General rule: provision 2x the estimated RAM for headroom.

Scale Recommended RAM Recommended Disk CPU Cores
100K items, 128D 512 MB 5 GB SSD 2
100K items, 768D 1 GB 5 GB SSD 2
1M items, 128D 4 GB 25 GB SSD 4
1M items, 768D 8 GB 25 GB SSD 4
10M items, 128D 32 GB 250 GB NVMe 8
10M items, 768D 64 GB 250 GB NVMe 8
10M items, 1536D 96 GB 250 GB NVMe 16

Why 2x headroom?

  • Signal ledger entries grow as new (entity, signal_type) pairs are written. The hot tier can hold up to 5M entries before trimming kicks in.
  • Tantivy segment merges temporarily double the index size during merge operations.
  • USearch does not support incremental resize -- if you approach capacity, you need enough free RAM to hold both the old and new index during a potential rebuild.
  • The Rust allocator (jemalloc or system) has its own fragmentation overhead.

Swap

Do not configure swap for production tidalDB instances. USearch HNSW traversal accesses memory in a random-access pattern that defeats page-level caching.
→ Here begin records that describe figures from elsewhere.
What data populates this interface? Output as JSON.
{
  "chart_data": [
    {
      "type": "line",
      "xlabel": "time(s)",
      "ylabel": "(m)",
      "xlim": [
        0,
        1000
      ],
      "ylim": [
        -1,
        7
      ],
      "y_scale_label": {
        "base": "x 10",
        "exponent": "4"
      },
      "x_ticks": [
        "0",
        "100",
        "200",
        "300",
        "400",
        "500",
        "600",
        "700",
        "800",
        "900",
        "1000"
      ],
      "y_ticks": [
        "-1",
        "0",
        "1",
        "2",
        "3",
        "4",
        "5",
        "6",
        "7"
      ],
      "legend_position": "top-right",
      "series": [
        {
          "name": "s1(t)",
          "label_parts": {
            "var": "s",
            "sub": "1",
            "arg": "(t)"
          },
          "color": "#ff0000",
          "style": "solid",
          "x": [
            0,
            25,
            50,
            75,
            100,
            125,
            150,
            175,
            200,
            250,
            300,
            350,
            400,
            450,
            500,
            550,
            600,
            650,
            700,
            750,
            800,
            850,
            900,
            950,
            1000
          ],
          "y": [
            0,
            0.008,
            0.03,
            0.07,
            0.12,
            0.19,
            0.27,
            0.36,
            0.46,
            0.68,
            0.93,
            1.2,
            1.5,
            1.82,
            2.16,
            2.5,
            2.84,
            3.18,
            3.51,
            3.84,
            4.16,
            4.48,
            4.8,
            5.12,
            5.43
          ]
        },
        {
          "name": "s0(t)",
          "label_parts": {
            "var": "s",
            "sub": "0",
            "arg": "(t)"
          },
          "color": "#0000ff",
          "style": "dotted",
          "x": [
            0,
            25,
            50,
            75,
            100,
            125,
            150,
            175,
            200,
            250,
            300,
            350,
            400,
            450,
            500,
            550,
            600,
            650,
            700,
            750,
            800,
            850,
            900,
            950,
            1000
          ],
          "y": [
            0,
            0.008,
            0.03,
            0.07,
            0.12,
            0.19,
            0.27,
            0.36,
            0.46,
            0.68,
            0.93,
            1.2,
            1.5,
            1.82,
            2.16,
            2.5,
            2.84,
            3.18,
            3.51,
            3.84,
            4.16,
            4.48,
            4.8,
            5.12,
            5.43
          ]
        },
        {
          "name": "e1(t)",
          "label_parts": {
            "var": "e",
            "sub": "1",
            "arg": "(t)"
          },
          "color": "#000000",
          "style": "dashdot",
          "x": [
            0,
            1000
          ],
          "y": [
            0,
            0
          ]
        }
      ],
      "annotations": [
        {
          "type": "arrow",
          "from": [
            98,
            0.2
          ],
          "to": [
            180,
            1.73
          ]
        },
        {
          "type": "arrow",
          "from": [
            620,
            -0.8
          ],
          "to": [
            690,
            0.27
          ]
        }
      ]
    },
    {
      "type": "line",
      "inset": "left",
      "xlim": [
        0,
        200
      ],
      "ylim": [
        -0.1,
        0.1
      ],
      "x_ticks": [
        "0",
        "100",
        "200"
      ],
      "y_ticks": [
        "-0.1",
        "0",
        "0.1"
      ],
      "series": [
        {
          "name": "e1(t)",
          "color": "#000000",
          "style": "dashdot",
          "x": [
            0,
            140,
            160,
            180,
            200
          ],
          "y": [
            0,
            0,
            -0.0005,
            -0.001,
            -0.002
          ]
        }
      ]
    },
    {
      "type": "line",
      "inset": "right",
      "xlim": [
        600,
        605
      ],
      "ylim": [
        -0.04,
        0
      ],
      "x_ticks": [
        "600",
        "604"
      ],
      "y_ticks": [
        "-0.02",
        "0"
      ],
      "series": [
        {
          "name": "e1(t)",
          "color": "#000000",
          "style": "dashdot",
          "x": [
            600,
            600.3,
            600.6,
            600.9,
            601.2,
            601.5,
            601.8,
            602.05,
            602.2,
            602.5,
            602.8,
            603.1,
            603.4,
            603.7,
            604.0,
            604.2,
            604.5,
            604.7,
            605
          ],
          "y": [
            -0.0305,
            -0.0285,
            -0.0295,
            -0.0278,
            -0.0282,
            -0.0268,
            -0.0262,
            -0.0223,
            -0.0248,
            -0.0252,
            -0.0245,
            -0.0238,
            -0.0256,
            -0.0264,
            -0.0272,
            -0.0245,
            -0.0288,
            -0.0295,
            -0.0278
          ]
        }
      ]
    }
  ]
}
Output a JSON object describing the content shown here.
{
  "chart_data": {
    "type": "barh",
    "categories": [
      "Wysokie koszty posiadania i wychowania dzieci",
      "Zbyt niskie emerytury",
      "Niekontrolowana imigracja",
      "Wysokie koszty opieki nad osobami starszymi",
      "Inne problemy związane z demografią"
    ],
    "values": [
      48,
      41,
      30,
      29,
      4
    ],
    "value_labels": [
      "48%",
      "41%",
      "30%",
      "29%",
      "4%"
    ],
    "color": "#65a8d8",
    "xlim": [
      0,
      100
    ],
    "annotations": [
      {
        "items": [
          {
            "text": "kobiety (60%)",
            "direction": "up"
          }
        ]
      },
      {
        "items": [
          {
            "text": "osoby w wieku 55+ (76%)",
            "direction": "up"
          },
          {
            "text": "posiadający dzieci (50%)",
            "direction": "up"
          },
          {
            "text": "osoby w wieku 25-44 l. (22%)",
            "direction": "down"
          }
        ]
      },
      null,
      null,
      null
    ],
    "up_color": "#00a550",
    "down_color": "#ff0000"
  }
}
A single swapped page in the HNSW graph can turn a 50-microsecond ANN query into a 50-millisecond disk seek.

Disk Type

SSD is strongly recommended for all deployments. NVMe is recommended at 10M+ items. The WAL uses synchronous fsync on every segment rotation, and fjall's journal uses persist(SyncAll) during checkpoint. Spinning disk latency on these operations directly impacts signal write throughput.